I like the plan. I also think that the execution has gone quite well so far. Broadcom announced a design win with Nokia last year for its single-chip EDGE chip. Nokia’s dominating market share in this space, coupled with the fact that there will be over 400 million EDGE phones for 2009 augers well for Broadcom. These factors imply that even the design wins for ‘selected future EDGE phones’ translates to large unit shipments instantly getting it closer to the target envisioned. Add to this the 3G business with Samsung, the 10% target looks very reasonable.
The catch, however, is this. 2008-2009 are the peak years for EDGE. Later, these phones will give way to faster phones using WCDMA/HSDPA. I also estimate that the per-unit cost for the EDGE chips will be much lower than the $23 price for the 3G chips. Broadcom has also not won any substantial designs for its 3G solution. While we may see some design win announcements later this year, my worry is two-folds. For data-centric phones, cost advantages apart, performance becomes a key criterion for design wins. Broadcom purchased Zyray in 2004 but is yet to deliver in the 3G space. This makes me think that Broadcom is battling basic performance issues. Secondly, the engineering challenges associated with the complicated design and the level of integration in the new product may push the delivery and in some cases, also lose customers.
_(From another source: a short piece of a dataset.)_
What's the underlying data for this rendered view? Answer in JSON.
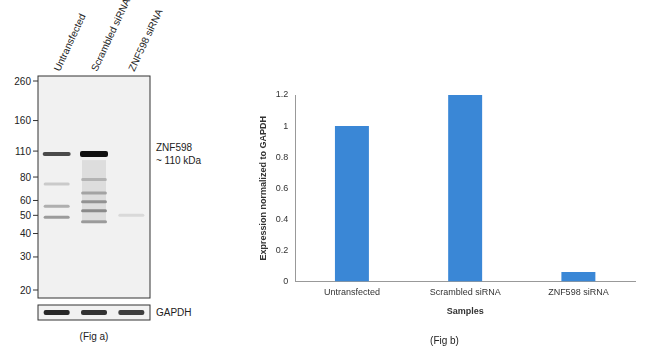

Broadcom has a good track record of delivering on its promises. So, despite the odds, I am willing to give it the benefit of doubt. If the execution is good, then we will see 3G design wins this year resulting in significant revenue contributions in 2010. I anticipate that in the long-term, pending delivery, Broadcom is positioned to capture around 20% of the 3G market. This will help it to about 15% market share in 2012. The drivers will be its continued relationship with Nokia, its complete solution and its aggressive pricing. Most of these gains will come from TI and the other smaller vendors as I expect Qualcomm to retain its engineering leadership, and hence also grow its market share, in this space.
In summary, the cell-phone market appears promising for Broadcom. In the next piece, I will complete the picture with a synthesis of the various revenue streams in its Mobile and Wireless business.
Disclaimer: These are my perspectives on Broadcom and does not necessarily reflect the views of Atheros Communications or Tensorcomm.